His most recent book is The Asian Century (Facts on file,
1989). |
Japan's emergence on the international scene has hit the world with tsunami-like force.
Strides in high technology, an ongoing export machine, and construction of new factories abroad have characterized Japan's activities to date. Now, the economic superpower is poised for another leapfrog over the West. In 1988, Japan surpassed the United States as the world's leading supplier of foreign assistance to developing and underdeveloped countries. The northeast Asian nation spent $10 billion--a hefty one-third increase over the previous year--compared to America's $8.8 billion (an amount that did not increase U.S. funding levels for 1987).
This year, Japan's foreign aid will top $11 billion.
The latest evidence of Japan's serious efforts to become a true world power--not merely a passive observer--has come through extensions of her official development assistance (ODA) program. Yet, questions remain about Japan's ability to master the delicate craft of what is euphemistically termed "foreign aid."
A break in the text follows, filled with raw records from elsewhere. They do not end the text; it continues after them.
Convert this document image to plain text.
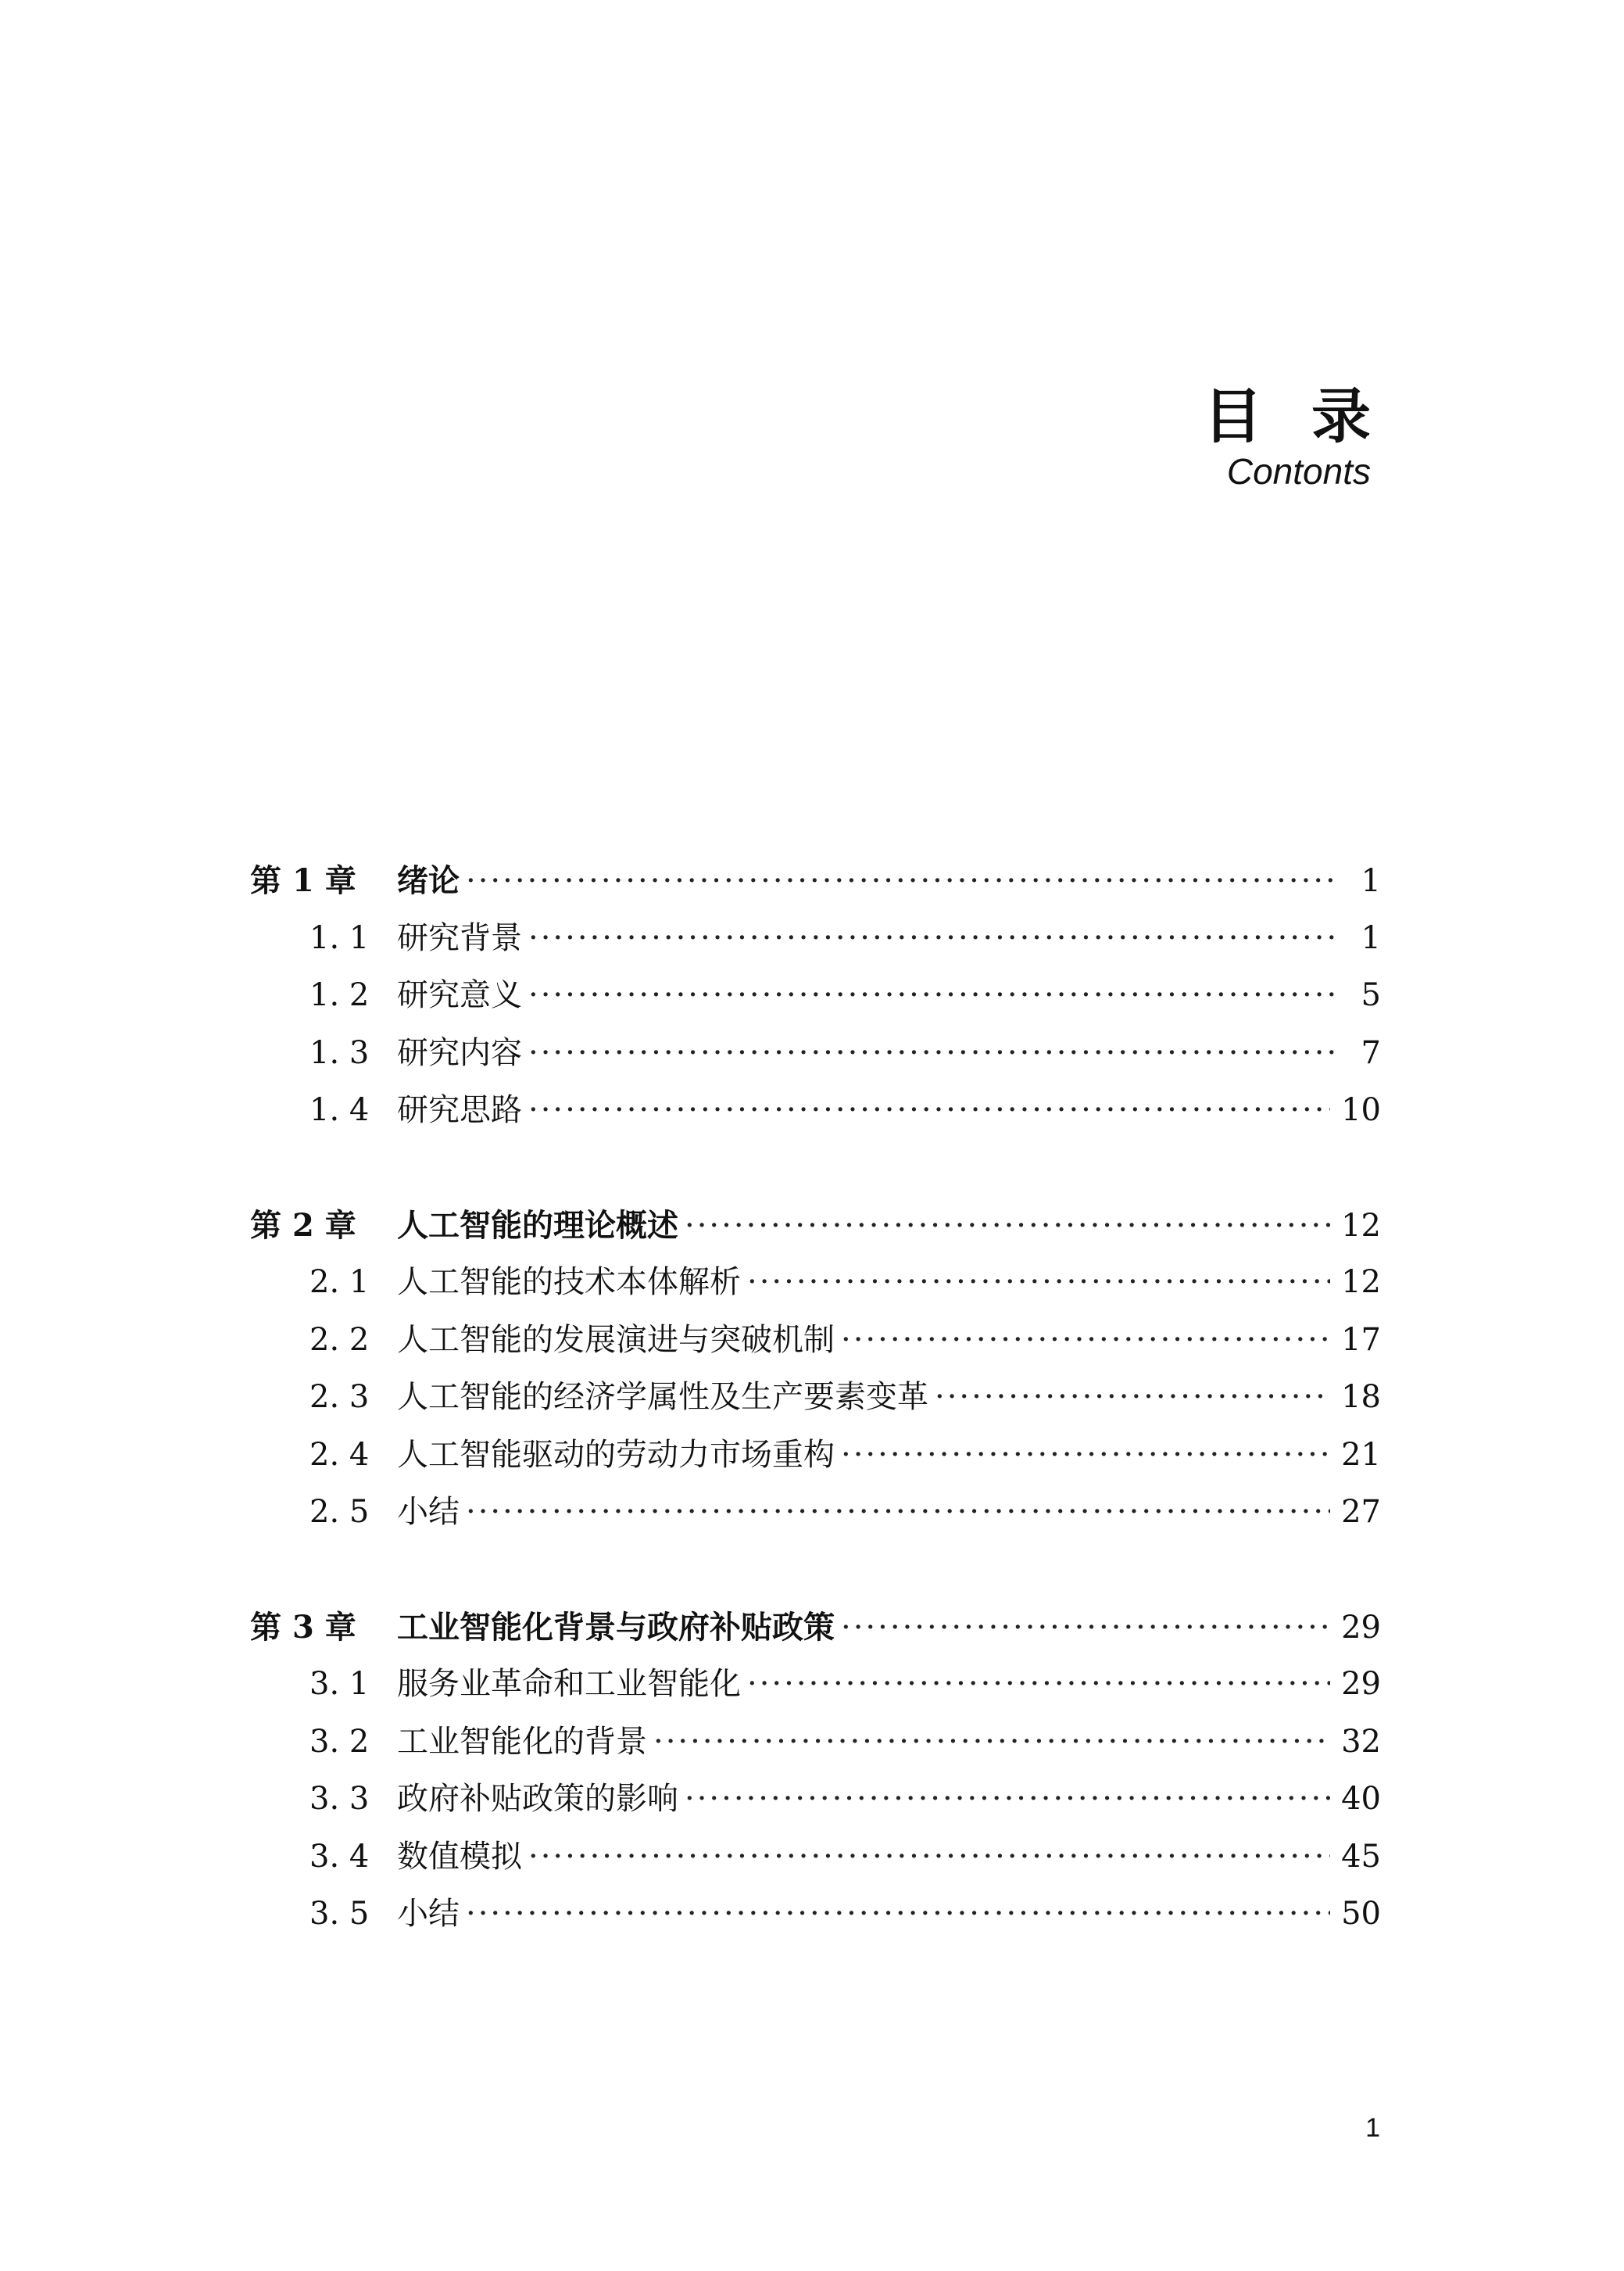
目 录
Contonts
第 1 章	绪论 ·····	1
1. 1 研究背景 ·····	1
1. 2 研究意义 ·····	5
1. 3 研究内容 ·····	7
1. 4 研究思路 ·····	10
第 2 章	人工智能的理论概述 ·····	12
2. 1 人工智能的技术本体解析 ·····	12
2. 2 人工智能的发展演进与突破机制 ·····	17
2. 3 人工智能的经济学属性及生产要素变革 ·····	18
2. 4 人工智能驱动的劳动力市场重构 ·····	21
2. 5 小结 ·····	27
第 3 章	工业智能化背景与政府补贴政策 ·····	29
3. 1 服务业革命和工业智能化 ·····	29
3. 2 工业智能化的背景 ·····	32
3. 3 政府补贴政策的影响 ·····	40
3. 4 数值模拟 ·····	45
3. 5 小结 ·····	50
1
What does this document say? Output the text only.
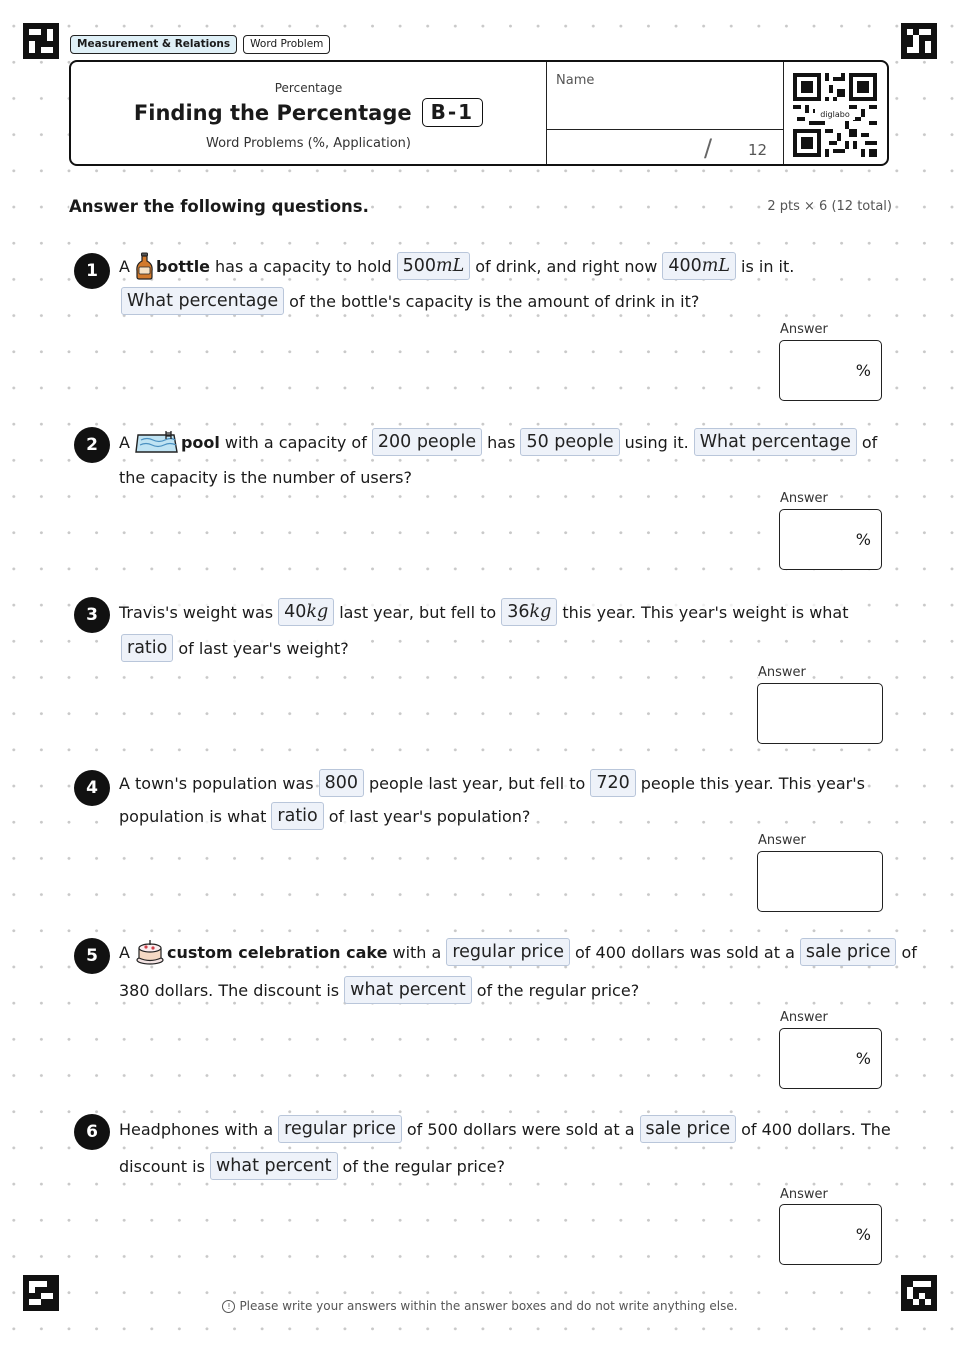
Measurement & Relations	Word Problem
Percentage
Finding the Percentage B-1
Word Problems (%, Application)
Name
/ 12
diglabo
Answer the following questions.	2 pts × 6 (12 total)
1	A bottle has a capacity to hold 500mL of drink, and right now 400mL is in it.
What percentage of the bottle's capacity is the amount of drink in it?
Answer
%
2	A	pool with a capacity of 200 people has 50 people using it. What percentage of
the capacity is the number of users?
Answer
%
3	Travis's weight was 40kg last year, but fell to 36kg this year. This year's weight is what
ratio of last year's weight?
Answer
4	A town's population was 800 people last year, but fell to 720 people this year. This year's
population is what ratio of last year's population?
Answer
5	A custom celebration cake with a regular price of 400 dollars was sold at a sale price of
380 dollars. The discount is what percent of the regular price?
Answer
%
6	Headphones with a regular price of 500 dollars were sold at a sale price of 400 dollars. The
discount is what percent of the regular price?
Answer
%
! Please write your answers within the answer boxes and do not write anything else.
In the past decade, Tokyo saw its allotments of ODA moneys rise fivefold. (Few other countries even came close. The United States, for example, increased its foreign aid spending by twofold.) And, according to Tetsuma Fujikawa, a director of international projects for the Ministry of Finance, future increases will be equally substantial. "We look upon ODA as a way to keep up flows of world trade," he explains, "and greater trade will help Japan."